The Chatillon car graveyard

In the middle of a  forest near Chatillon, a little village in Southern Belgium there is a graveyard of abandoned rusty, mostly American cars. Some of them date all the way back to the forties in the middle of the Second World War.


These cars once belonged to US soldiers who were stationed in this region. It’s not known how they managed to buy these cars in the middle of the war. When the war ended, all military troops were sent back to the US, but the cost of having all those cars shipped to the US was way too expensive. So they decided to leave all the cars in Belgium.

The cars were driven up a hill, one by one, parked and somehow hidden from the outside world. Later on, local people added their own old cars. Today some of the cars are still there, making the location a spooky graveyard of old rusty cars. At one point there was not one but four car graveyards around the village of Chatillon with as many as 500 vehicles.
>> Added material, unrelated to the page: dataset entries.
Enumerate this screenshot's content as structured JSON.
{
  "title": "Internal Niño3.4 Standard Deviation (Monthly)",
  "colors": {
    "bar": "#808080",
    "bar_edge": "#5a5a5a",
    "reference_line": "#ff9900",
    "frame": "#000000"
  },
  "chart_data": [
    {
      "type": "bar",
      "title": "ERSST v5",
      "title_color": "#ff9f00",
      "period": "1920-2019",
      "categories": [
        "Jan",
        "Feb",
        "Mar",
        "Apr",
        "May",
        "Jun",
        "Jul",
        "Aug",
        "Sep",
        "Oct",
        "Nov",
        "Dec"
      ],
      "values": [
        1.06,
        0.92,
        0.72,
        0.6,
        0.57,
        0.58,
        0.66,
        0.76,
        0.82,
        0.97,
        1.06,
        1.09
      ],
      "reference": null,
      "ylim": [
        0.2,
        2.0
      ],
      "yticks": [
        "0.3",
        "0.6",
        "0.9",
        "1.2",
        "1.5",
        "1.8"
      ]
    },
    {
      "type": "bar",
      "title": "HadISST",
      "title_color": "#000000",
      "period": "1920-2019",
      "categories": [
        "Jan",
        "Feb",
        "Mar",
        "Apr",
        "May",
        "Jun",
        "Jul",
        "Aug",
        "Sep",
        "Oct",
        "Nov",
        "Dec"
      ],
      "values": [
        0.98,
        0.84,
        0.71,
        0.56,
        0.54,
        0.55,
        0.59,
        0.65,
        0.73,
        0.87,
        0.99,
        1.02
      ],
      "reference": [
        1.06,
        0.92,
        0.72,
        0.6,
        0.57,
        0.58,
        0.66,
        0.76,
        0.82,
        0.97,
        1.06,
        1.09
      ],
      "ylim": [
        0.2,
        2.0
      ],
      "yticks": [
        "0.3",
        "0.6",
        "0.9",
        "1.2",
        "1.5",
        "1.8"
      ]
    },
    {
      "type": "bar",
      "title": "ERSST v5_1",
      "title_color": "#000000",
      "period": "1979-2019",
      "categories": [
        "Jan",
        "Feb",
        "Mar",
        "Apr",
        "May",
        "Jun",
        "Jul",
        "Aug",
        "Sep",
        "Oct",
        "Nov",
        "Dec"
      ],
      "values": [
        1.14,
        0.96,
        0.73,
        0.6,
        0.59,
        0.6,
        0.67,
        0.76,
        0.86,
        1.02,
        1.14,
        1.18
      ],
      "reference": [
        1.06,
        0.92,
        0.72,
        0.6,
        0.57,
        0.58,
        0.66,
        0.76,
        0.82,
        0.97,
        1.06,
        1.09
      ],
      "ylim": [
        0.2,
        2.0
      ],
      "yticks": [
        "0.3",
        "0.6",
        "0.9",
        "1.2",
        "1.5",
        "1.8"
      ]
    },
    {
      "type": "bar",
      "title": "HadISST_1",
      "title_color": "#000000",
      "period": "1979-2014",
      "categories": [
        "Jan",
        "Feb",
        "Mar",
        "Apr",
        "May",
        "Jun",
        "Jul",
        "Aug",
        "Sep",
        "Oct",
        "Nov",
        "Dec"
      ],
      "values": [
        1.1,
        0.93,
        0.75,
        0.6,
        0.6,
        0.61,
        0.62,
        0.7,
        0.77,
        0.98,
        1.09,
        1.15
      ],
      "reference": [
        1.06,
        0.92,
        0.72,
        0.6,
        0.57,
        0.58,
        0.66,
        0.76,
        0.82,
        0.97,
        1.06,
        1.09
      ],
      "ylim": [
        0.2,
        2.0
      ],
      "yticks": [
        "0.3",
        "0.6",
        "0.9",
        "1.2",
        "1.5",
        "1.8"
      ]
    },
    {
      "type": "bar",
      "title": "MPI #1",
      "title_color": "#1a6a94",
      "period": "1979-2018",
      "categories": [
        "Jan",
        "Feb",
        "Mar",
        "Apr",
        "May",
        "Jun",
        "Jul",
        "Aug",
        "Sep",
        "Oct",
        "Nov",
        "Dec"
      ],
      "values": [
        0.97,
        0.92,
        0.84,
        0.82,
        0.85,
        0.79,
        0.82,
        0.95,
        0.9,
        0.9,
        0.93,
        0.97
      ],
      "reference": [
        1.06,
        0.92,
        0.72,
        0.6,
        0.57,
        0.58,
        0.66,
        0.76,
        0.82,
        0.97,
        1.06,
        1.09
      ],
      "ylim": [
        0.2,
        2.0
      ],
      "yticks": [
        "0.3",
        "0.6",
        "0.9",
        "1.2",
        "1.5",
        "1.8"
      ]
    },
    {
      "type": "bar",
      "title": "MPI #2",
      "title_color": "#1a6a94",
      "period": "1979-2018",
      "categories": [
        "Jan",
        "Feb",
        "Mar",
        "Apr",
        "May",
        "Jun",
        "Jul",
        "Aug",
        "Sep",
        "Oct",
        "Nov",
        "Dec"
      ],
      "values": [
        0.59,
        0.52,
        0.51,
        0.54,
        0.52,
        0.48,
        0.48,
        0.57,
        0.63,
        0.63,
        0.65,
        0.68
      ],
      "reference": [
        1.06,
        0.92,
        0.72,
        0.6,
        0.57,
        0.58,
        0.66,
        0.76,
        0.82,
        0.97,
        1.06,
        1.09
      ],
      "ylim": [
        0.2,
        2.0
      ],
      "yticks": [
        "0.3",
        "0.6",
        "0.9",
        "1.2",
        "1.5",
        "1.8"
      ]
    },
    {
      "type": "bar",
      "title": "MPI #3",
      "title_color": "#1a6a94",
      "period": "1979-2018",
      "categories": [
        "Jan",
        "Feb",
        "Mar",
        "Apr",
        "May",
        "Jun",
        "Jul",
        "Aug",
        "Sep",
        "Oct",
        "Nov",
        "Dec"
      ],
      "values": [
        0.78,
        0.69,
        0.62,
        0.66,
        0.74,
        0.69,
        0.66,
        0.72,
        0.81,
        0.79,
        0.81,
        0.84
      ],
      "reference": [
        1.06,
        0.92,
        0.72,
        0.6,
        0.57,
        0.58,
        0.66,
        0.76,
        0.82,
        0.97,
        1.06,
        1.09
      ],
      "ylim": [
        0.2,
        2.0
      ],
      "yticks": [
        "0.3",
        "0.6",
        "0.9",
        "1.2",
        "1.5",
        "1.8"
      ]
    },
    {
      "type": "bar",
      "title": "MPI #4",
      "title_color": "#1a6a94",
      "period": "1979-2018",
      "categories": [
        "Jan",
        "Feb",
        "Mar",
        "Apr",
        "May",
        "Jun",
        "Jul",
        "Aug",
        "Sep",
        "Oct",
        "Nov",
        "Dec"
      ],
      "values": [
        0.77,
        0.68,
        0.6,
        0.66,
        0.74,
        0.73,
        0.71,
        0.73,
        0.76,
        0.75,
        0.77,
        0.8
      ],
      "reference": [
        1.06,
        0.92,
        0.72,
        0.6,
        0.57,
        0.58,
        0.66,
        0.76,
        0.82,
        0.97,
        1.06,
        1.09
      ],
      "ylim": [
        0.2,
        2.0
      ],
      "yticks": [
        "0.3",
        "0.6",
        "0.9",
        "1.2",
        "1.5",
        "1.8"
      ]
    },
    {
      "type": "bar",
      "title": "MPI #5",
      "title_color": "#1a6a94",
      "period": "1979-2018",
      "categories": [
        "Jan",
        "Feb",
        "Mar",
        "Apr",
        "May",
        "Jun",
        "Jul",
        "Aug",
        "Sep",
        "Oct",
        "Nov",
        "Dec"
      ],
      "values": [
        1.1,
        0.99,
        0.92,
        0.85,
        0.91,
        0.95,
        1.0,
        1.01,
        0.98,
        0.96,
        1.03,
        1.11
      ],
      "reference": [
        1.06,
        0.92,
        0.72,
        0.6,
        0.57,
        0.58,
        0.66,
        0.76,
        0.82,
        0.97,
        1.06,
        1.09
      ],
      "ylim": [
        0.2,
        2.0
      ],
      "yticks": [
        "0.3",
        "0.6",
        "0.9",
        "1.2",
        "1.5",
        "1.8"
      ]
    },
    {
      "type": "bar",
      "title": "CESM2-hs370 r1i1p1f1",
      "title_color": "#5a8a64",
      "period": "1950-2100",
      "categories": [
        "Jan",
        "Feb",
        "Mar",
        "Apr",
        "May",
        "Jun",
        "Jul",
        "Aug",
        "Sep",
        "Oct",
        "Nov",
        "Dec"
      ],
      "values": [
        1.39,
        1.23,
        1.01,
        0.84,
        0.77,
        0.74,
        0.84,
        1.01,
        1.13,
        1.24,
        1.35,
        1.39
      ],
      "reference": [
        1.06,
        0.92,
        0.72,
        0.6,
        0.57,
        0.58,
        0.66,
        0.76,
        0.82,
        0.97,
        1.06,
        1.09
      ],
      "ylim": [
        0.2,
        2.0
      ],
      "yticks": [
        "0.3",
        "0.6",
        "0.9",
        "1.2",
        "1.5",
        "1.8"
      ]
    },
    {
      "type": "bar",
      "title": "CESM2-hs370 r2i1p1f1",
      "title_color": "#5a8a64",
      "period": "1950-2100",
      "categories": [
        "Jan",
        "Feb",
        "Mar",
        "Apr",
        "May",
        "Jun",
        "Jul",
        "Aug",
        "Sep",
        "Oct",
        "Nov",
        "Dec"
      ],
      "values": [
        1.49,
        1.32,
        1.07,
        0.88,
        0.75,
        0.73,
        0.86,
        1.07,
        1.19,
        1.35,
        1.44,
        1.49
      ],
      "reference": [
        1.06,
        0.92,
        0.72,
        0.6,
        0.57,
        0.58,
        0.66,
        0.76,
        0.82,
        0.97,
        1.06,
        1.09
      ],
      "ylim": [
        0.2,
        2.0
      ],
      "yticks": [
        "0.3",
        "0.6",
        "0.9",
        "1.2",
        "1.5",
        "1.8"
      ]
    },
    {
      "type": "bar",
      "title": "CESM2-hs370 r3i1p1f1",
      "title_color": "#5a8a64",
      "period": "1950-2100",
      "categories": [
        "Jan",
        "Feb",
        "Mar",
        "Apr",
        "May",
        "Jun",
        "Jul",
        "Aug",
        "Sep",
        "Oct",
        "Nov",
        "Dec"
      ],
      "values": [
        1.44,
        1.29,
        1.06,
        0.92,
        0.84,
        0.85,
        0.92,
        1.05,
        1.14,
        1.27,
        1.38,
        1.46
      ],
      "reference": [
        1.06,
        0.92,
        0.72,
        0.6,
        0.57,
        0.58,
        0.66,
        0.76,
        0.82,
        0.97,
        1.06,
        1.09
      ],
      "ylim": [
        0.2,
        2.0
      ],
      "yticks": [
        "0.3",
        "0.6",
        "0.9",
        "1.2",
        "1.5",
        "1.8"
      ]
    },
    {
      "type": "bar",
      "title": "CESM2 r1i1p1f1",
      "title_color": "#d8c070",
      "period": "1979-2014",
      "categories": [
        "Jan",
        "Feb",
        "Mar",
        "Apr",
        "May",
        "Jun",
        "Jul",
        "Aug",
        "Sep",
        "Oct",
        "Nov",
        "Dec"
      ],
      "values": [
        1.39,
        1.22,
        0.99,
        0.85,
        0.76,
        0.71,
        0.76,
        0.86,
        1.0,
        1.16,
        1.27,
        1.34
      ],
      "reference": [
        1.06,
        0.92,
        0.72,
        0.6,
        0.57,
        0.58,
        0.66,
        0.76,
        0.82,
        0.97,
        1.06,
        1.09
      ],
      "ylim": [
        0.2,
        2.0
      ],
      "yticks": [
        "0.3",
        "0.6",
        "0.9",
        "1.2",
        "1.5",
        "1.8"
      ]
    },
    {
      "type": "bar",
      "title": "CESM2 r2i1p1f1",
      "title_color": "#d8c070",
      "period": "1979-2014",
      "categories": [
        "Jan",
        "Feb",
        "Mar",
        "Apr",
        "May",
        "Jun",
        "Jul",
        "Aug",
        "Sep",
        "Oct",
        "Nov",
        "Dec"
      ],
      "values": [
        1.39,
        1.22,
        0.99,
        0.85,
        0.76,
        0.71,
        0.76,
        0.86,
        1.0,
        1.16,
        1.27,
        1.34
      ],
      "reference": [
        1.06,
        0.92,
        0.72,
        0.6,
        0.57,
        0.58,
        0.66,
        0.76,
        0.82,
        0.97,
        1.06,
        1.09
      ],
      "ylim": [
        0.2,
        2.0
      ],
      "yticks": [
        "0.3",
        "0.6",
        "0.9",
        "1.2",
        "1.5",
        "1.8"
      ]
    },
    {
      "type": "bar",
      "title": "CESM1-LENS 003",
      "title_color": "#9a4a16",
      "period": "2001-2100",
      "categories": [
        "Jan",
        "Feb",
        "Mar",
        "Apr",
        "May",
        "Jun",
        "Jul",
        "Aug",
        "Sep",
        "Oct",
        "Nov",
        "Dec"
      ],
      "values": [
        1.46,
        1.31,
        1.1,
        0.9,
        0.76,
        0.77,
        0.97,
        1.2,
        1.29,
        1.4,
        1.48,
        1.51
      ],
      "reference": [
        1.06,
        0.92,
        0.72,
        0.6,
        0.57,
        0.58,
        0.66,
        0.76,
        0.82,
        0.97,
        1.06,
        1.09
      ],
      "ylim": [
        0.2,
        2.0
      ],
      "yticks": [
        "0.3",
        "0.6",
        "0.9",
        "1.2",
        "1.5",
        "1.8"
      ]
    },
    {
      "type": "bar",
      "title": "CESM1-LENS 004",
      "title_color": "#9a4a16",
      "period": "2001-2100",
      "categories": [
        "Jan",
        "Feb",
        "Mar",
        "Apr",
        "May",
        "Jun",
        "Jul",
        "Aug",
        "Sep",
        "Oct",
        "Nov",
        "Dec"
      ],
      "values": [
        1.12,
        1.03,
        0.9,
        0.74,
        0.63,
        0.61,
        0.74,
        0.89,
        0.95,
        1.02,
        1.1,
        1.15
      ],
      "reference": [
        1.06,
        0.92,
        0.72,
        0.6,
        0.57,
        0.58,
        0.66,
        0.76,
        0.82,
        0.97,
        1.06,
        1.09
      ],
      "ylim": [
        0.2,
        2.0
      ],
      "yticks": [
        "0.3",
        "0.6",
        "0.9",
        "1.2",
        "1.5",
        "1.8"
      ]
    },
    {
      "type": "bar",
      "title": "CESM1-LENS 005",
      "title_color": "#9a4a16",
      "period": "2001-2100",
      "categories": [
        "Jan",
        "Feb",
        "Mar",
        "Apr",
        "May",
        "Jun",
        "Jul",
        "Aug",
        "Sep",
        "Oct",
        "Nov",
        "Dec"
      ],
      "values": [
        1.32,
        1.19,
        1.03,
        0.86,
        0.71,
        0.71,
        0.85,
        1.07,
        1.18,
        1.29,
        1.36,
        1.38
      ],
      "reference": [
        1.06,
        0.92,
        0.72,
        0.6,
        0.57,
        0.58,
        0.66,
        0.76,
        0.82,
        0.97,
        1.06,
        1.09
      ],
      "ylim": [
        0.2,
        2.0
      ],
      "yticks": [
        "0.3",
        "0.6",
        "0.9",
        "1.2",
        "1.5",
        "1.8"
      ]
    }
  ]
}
The ones that remain today are only a fraction of the original amount of cars, most parts. A lot of cars and their parts were stolen by the locals and international car collectors.


It is fascinating to see how nature is trying to absorb the rest of the cars and make them part of the landscape. Over time, corrosion and decay have worn down the vehicles making it a unique location for photographers and moviemakers. In 2009 most of the cars were taken away in an attempt to clean the place up.  In 2014 the location was used for a Belgian horror movie "Welp", about a group of people getting lost in the woods and getting killed by a serial killer and his son who lived under the car graveyard.